Son muchas las veces que leyendo esta parábola del rico y de Lázaro nos queda la sensación de que los primeros, por disfrutar del lujo y banquetes, están condenados; en cambio el “pobre”, que vivió en el sufrimiento, merece el cielo. Mirado así es una visión muy simplista, porque más allá de los prejuicios hacia los que tienen más, la parábola es una invitación al “discernimiento”. ¿Cuál será el fin de quien no supo compartir lo poco o mucho que tuvo en vida? Es cierto que Jesús se inclinó por los marginados y al llegar la muerte su juicio se nivelará para todos. No obstante, en la parábola, el desenlace es diferente tanto para el rico como para Lázaro, pues este último es ayudado por los ángeles.
En este sentido, no se trata de una condena de los ricos ni de una exaltación de los pobres, porque también muchos, bajo esta condición de “pobres”, se abandonan a su suerte esperando que todo les llegue desde arriba. Jesús manifiesta una amonestación para que podamos abrir los ojos y se haga un uso justo del dinero injusto, es decir, el propietario insensato debe convertirse para que sea un administrador prudente. Por eso, el hecho de que el rico llamara “padre” a Abraham no fue suficiente para obtener la salvación, porque es necesaria una práctica que refleje la misericordia del propio Abraham.

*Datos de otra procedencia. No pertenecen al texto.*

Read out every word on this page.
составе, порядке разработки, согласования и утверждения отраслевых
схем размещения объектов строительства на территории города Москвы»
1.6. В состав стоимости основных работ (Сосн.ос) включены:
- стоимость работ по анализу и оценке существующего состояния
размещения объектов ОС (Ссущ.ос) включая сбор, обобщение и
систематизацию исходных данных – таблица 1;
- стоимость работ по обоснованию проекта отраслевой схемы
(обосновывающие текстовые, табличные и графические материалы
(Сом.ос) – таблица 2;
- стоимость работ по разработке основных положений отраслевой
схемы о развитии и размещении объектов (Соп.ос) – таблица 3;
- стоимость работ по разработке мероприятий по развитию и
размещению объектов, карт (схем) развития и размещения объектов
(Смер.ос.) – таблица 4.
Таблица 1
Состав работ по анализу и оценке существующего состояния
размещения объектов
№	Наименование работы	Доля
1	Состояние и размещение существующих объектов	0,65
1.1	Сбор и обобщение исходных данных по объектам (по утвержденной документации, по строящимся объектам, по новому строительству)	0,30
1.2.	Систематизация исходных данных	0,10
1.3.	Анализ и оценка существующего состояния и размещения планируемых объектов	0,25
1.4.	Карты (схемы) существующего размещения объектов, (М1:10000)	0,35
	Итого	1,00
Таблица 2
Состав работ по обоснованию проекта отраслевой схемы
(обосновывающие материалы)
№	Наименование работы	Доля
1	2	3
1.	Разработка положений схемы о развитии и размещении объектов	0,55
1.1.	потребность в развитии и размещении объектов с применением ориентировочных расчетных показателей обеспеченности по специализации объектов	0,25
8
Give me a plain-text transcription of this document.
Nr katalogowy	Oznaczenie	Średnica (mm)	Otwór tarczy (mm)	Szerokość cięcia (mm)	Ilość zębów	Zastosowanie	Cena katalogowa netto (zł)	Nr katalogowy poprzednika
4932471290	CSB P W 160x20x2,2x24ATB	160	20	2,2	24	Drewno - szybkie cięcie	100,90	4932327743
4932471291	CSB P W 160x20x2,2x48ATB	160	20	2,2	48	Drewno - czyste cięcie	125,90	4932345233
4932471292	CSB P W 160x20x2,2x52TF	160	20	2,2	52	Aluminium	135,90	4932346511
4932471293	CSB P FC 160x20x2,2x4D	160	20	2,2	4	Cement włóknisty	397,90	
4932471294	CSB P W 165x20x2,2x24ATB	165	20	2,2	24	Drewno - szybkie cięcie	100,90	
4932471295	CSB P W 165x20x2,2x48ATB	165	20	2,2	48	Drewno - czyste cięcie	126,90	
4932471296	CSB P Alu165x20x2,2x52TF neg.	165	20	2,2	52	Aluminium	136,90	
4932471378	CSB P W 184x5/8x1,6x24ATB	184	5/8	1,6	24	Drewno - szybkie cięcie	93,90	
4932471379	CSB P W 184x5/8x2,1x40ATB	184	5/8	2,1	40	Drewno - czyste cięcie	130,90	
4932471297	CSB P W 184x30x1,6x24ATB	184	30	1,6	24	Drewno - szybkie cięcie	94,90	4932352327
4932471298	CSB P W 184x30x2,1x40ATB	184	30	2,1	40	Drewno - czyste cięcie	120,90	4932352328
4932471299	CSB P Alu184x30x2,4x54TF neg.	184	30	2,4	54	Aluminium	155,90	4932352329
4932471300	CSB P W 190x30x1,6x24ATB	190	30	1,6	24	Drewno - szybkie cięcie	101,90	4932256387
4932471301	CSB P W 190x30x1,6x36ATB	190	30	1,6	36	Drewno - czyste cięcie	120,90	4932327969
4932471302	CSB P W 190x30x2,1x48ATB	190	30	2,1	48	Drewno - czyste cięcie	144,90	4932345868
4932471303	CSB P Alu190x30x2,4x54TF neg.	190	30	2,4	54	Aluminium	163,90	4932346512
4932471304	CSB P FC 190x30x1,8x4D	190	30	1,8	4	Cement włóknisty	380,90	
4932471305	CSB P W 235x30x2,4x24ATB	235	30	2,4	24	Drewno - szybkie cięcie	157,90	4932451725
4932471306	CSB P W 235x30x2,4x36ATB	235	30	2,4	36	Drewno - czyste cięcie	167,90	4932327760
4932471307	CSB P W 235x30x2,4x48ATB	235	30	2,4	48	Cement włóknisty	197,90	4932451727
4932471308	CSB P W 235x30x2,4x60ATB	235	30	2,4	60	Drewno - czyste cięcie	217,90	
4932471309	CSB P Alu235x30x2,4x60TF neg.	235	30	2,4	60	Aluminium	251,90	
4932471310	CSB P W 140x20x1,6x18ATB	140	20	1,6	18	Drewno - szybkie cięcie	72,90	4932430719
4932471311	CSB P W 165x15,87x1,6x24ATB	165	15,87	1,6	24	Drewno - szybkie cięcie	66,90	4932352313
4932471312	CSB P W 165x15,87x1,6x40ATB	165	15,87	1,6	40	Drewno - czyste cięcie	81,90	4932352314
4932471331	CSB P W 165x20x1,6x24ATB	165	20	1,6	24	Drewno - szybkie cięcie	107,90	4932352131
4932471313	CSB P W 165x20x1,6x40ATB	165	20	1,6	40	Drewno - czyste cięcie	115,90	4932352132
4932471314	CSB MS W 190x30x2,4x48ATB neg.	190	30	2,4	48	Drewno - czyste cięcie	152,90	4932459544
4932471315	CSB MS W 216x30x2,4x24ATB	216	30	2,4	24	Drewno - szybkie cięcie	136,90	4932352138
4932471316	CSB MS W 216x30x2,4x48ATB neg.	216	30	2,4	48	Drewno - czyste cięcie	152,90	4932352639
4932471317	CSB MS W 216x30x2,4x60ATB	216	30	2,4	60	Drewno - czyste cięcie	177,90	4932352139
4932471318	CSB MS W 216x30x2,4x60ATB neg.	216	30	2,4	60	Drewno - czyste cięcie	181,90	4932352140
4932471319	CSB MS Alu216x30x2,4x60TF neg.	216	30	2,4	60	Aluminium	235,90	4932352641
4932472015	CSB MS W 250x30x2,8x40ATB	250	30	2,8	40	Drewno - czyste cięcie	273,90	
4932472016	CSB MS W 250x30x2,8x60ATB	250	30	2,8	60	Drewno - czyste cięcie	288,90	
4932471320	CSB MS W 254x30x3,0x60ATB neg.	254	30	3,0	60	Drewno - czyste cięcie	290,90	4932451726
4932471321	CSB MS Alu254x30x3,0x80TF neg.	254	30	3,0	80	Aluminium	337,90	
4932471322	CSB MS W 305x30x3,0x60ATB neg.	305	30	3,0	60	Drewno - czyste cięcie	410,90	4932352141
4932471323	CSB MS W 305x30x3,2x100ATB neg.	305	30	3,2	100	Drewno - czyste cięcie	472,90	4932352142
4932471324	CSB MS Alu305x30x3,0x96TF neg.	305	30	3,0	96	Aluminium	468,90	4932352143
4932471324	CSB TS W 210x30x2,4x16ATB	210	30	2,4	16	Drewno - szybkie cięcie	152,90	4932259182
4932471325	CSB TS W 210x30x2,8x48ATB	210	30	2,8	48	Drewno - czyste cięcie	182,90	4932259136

Sabemos que la existencia terrena es un puente tendido sobre el abismo entre la vida y la muerte. Y en el transcurso de esta se atraviesa ejerciendo esa “misericordia” que incluso será invocada después de la muerte por quienes se burlan de ella. En efecto, es un error continuar con una mirada materialista de las cosas ?como el rico? que elimina toda posibilidad de un “más allá”: la ambición y la acumulación producen muerte; en cambio, la participación lleva a una Vida para todos.
“Si no escuchan a Moisés…, aunque resucite alguno de entre los muertos, tampoco se convencerán” (Lc 16, 31).